Trump had also urged his supporters to come to the nation's capital on January 6, advertising a "wild" protest to take place that day.
Republican Sen. Susan Collins of Maine, a member of the Senate Intelligence Committee, in a new op-ed said she initially thought "the Iranians" were attacking when a mostly white, pro-Trump mob descended upon the Capitol on January 6.
"My first thought was that the Iranians had followed through on their threat to strike the Capitol, but a police officer took over the podium and explained that violent demonstrators had breached the entire perimeter of the Capitol and were inside," Collins wrote in the Bangor Daily News.
The mob that stormed the Capitol wore "Make America Great Again" hats or carried Trump flags to exhibit their support for the president. The insurrection was also filled with members or sympathizers of extremist groups, who had made their plans for unrest at the Capitol quite clear online in the weeks and days leading up to the riot.
Trump had also announced that he would deliver a speech to thousands of supporters outside of the White House on January 6, so it was no secret that a large group of people angry about the outcome of the election would be in and around Capitol Hill that day. Trump had advertised a "wild" protest to occur on January 6. The president in his speech last Wednesday encouraged supporters to march to the Capitol building just before the riot, which ultimately resulted in five deaths.
While it's true that there's been heightened concerns about the potential for a clash between the US and Iran in recent weeks, which was tied to the anniversary of Qassem Soleimani's death, there were consistent warning signs about the potential for violence in Washington, DC, on January 6.
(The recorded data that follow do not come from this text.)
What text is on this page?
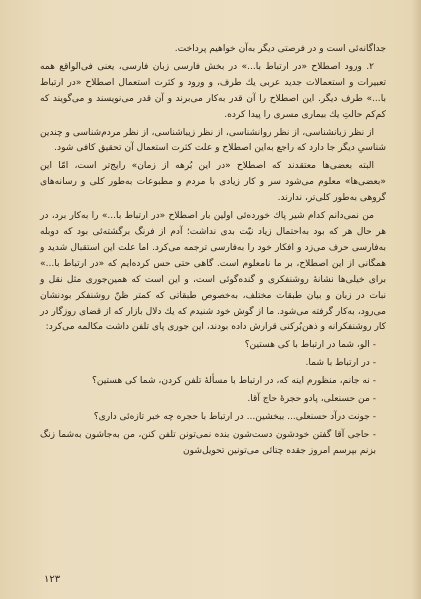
جداگانه‌ئی است و در فرصتی دیگر به‌آن خواهیم پرداخت.

۲. ورود اصطلاح «در ارتباط با...» در بخش فارسی زبان فارسی، یعنی فی‌الواقع همه تعبیرات و استعمالات جدید عربی یك طرف، و ورود و کثرت استعمال اصطلاح «در ارتباط با...» طرف دیگر. این اصطلاح را آن قدر به‌کار می‌برند و آن قدر می‌نویسند و می‌گویند که کم‌کم حالتِ یك بیماری مسری را پیدا کرده.

از نظر زبانشناسی، از نظر روانشناسی، از نظر زیباشناسی، از نظر مردم‌شناسی و چندین شناسیِ دیگر جا دارد که راجع به‌این اصطلاح و علت کثرت استعمال آن تحقیق کافی شود.

البته بعضی‌ها معتقدند که اصطلاح «در این بُرهه از زمان» رایج‌تر است، امّا این «بعضی‌ها» معلوم می‌شود سر و کار زیادی با مردم و مطبوعات به‌طور کلی و رسانه‌های گروهی به‌طور کلی‌تر، ندارند.

من نمی‌دانم کدام شیر پاك خورده‌ئی اولین بار اصطلاح «در ارتباط با...» را به‌کار برد، در هر حال هر که بود به‌احتمال زیاد نیّت بدی نداشت؛ آدم از فرنگ برگشته‌ئی بود که دوبله به‌فارسی حرف می‌زد و افکار خود را به‌فارسی ترجمه می‌کرد. اما علت این استقبال شدید و همگانی از این اصطلاح، بر ما نامعلوم است. گاهی حتی حس کرده‌ایم که «در ارتباط با...» برای خیلی‌ها نشانهٔ روشنفکری و گنده‌گوئی است، و این است که همین‌جوری مثل نقل و نبات در زبان و بیان طبقات مختلف، به‌خصوص طبقاتی که کمتر ظنّ روشنفکر بودنشان می‌رود، به‌کار گرفته می‌شود. ما از گوش خود شنیدم که یك دلال بازار که از قضای روزگار در کار روشنفکرانه و ذهن‌بُرکنی قرارش داده بودند، این جوری پای تلفن داشت مکالمه می‌کرد:

- الو، شما در ارتباط با کی هستین؟

- در ارتباط با شما.

- نه جانم، منظورم اینه که، در ارتباط با مسألهٔ تلفن کردن، شما کی هستین؟

- من حسنعلی، پادو حجرهٔ حاج آقا.

- جونت درآد حسنعلی... ببخشین... در ارتباط با حجره چه خبر تازه‌ئی داری؟

- حاجی آقا گفتن خودشون دست‌شون بنده نمی‌تونن تلفن کنن، من به‌جاشون به‌شما زنگ بزنم بپرسم امروز جقده چتائی می‌تونین تحویل‌شون

۱۲۳
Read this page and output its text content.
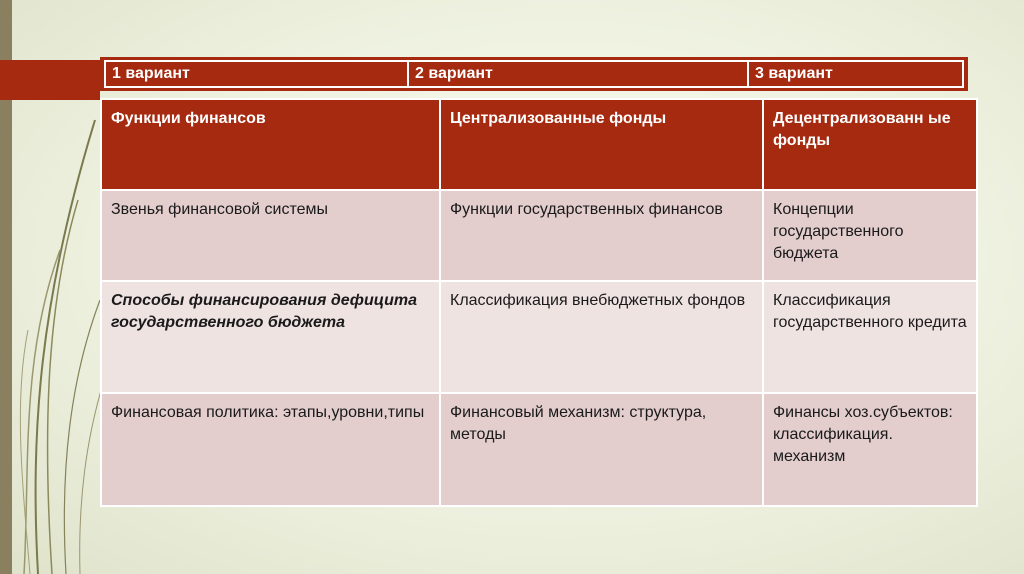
1 вариант	2 вариант	3 вариант
Функции финансов	Централизованные фонды	Децентрализованн ые фонды
Звенья финансовой системы	Функции государственных финансов	Концепции государственного бюджета
Способы финансирования дефицита государственного бюджета	Классификация внебюджетных фондов	Классификация государственного кредита
Финансовая политика: этапы,уровни,типы	Финансовый механизм: структура, методы	Финансы хоз.субъектов: классификация. механизм
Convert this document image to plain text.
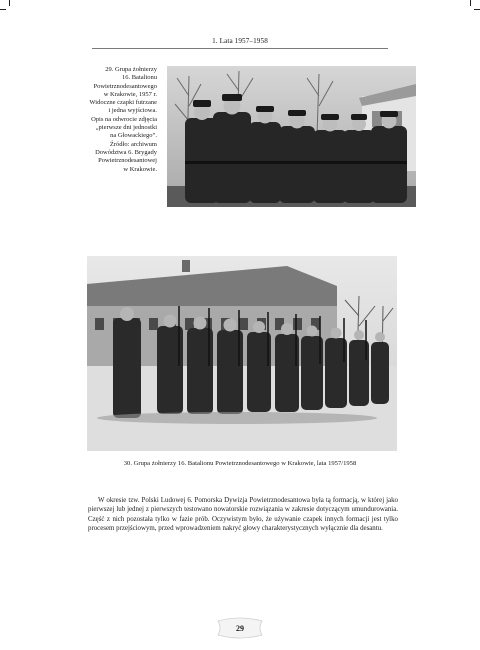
1. Lata 1957–1958
29. Grupa żołnierzy
16. Batalionu
Powietrznodesantowego
w Krakowie, 1957 r.
Widoczne czapki futrzane
i jedna wyjściowa.
Opis na odwrocie zdjęcia
„pierwsze dni jednostki
na Głowackiego”.
Źródło: archiwum
Dowództwa 6. Brygady
Powietrznodesantowej
w Krakowie.
30. Grupa żołnierzy 16. Batalionu Powietrznodesantowego w Krakowie, lata 1957/1958

W okresie tzw. Polski Ludowej 6. Pomorska Dywizja Powietrznodesantowa była tą formacją, w której jako pierwszej lub jednej z pierwszych testowano nowatorskie rozwiązania w zakresie dotyczącym umundurowania. Część z nich pozostała tylko w fazie prób. Oczywistym było, że używanie czapek innych formacji jest tylko procesem przejściowym, przed wprowadzeniem nakryć głowy charakterystycznych wyłącznie dla desantu.

29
"Everyone who was a law enforcement officer or a reporter knew exactly what these hate groups were planning," Washington, DC, Attorney General Karl A. Racine told MSNBC on Friday. "They were planning to descend on Washington, DC, ground center was the Capitol, and they were planning to charge and, as Rudy Giuliani indicated, to do combat justice at the Capitol."
Along these lines, Collins was mocked and derided online for initially believing the riot could've been the work of Iran.
—Wajahat Ali (@WajahatAli) January 11, 2021
—Mehdi Hasan (@mehdirhasan) January 11, 2021
—Hamza Shaban (@hshaban) January 11, 2021
Collins has often been criticized for publicly criticizing Trump but backing the president during crucial votes. This was particularly true after Collins lambasted Trump over his dealings with Ukraine but voted to acquit him during the president's impeachment trial last February.
The Maine Republican was re-elected to the Senate in November.